Vou utilizar aqui a definição da roboticista sérvia Maja Matarić em seu livro Introdução à robótica (São Paulo: Editora Unesp/Blucher, 2014): “Um robô é um sistema autônomo que existe no mundo físico, pode sentir o seu ambiente e pode agir sobre ele para alcançar alguns objetivos” (p. 19). A autora, didaticamente, desmembra essa definição para pormenorizar as conceituações (pp. 19-21).
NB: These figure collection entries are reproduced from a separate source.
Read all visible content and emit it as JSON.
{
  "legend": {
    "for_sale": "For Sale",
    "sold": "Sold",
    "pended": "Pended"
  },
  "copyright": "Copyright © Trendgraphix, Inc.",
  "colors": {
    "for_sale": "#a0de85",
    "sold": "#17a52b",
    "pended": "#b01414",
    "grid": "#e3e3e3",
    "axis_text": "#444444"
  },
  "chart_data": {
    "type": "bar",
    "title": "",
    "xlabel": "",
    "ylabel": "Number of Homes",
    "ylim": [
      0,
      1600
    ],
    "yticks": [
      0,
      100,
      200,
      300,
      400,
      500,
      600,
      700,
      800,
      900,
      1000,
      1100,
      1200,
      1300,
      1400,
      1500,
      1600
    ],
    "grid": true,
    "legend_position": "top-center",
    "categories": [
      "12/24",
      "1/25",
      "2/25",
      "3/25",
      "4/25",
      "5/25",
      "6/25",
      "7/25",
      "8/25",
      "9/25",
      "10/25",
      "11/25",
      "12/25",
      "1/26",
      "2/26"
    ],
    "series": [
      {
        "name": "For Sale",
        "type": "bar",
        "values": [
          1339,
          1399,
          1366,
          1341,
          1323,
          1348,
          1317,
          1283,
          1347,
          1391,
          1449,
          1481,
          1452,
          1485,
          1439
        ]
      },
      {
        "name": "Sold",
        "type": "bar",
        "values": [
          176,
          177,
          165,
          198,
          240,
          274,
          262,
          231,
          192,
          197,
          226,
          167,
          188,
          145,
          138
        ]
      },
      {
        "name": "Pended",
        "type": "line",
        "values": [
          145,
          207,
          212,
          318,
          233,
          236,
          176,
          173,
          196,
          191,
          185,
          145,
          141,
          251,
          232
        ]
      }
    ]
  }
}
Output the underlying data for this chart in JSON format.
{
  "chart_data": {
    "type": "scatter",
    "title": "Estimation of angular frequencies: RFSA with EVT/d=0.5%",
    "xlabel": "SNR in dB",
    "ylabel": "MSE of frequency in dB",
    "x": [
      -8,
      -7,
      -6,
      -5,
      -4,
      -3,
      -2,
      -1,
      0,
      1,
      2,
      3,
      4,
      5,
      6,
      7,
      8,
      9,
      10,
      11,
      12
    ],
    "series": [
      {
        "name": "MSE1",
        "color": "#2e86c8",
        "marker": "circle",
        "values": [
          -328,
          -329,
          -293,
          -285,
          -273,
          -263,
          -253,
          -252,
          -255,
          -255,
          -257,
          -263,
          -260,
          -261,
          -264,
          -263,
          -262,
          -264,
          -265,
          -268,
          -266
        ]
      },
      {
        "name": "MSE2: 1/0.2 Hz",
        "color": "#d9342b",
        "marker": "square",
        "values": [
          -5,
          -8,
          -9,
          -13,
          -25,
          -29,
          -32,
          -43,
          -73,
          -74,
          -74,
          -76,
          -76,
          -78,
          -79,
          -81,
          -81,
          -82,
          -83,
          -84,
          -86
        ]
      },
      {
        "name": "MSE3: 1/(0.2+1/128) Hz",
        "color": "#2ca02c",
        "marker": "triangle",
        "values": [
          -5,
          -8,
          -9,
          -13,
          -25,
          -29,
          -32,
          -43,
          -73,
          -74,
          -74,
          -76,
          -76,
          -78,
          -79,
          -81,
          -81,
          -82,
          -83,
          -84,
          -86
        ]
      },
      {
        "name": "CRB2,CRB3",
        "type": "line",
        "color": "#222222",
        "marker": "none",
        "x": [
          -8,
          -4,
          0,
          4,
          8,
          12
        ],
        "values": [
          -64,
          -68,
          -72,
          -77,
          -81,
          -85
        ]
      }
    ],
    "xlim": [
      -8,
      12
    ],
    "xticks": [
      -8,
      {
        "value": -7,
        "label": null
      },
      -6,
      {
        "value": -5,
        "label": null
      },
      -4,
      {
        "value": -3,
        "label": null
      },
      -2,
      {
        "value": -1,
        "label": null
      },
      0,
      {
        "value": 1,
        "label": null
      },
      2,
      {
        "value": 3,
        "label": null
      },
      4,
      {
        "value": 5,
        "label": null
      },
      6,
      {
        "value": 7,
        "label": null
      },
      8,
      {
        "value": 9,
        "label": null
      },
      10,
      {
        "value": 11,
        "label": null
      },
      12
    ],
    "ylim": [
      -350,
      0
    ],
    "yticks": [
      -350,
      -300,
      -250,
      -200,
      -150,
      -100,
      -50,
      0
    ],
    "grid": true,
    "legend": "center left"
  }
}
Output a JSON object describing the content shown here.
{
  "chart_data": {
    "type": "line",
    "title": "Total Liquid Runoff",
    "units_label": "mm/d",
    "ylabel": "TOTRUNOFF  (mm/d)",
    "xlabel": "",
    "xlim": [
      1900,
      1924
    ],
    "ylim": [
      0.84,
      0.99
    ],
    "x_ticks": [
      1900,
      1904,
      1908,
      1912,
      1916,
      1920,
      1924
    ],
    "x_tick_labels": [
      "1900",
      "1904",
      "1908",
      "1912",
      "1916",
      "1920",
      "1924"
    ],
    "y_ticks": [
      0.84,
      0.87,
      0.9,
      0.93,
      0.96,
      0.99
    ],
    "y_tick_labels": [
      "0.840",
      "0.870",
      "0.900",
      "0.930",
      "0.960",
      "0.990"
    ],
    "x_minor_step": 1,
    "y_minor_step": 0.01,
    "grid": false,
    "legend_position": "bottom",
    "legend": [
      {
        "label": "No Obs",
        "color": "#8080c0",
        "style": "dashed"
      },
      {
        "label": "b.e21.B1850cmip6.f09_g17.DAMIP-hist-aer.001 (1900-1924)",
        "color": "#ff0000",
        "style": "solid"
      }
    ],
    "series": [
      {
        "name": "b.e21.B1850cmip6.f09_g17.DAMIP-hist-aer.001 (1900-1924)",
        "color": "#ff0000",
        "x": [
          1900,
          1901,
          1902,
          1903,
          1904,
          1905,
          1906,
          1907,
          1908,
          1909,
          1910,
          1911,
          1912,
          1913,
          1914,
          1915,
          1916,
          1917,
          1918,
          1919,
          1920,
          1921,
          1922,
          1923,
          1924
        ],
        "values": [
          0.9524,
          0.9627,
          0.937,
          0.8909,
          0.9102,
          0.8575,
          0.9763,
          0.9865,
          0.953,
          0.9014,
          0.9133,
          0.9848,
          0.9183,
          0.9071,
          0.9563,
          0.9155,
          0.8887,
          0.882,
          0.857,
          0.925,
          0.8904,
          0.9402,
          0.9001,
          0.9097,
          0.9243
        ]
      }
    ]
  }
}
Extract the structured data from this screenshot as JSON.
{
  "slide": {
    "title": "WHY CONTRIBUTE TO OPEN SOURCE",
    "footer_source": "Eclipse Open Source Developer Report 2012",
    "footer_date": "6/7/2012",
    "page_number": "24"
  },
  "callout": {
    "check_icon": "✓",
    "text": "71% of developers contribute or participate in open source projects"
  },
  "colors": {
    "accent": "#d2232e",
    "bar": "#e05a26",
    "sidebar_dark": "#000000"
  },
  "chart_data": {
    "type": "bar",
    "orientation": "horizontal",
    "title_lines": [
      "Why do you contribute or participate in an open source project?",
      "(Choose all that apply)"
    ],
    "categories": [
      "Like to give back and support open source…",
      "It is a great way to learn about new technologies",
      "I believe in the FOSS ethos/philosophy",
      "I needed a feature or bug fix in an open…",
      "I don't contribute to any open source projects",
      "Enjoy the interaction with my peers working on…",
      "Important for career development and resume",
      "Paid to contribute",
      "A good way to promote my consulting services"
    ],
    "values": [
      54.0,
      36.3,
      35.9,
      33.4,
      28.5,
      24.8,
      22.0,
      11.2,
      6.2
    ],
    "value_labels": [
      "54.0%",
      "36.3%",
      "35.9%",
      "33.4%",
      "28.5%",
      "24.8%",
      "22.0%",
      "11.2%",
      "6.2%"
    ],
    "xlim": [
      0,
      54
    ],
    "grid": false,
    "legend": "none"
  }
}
- Um robô é um sistema autônomo porque “atua com base em suas próprias decisões e não é controlado por um ser humano” (se o fosse, seria teleoperado);
- Um robô é um sistema autônomo que existe no mundo físico porque pertence ao “mesmo mundo no qual existem pessoas, animais, objetos, árvores, o clima e muitas outras coisas” (a robótica lida com as leis da física do mundo; robôs que existem nos computadores são simulações);
- Um robô é um sistema autônomo que existe no mundo físico e pode sentir o seu ambiente porque “tem sensores, ou seja, possui alguns meios de perceber (por exemplo, ouvir, tocar, ver, cheirar) e obter informações do mundo. (…) Um robô verdadeiro pode sentir seu mundo somente por meio de sensores, assim como as pessoas e outros animais o fazem por intermédio dos sentidos”;
- Um robô é um sistema autônomo que existe no mundo físico e pode sentir o seu ambiente e pode agir sobre ele pois “tomar medidas para responder às informações sensoriais e para alcançar o que se deseja é uma condição necessária para ser um robô. Uma máquina que não age (ou seja, não se move, não afeta o mundo, mudando alguma coisa) não é um robô”;
- Um robô é um sistema autônomo que existe no mundo físico e pode sentir o seu ambiente e pode agir sobre ele para alcançar alguns objetivos porque “esperamos que um robô real tenha um ou mais objetivos e se comporte de forma a atingi-los”.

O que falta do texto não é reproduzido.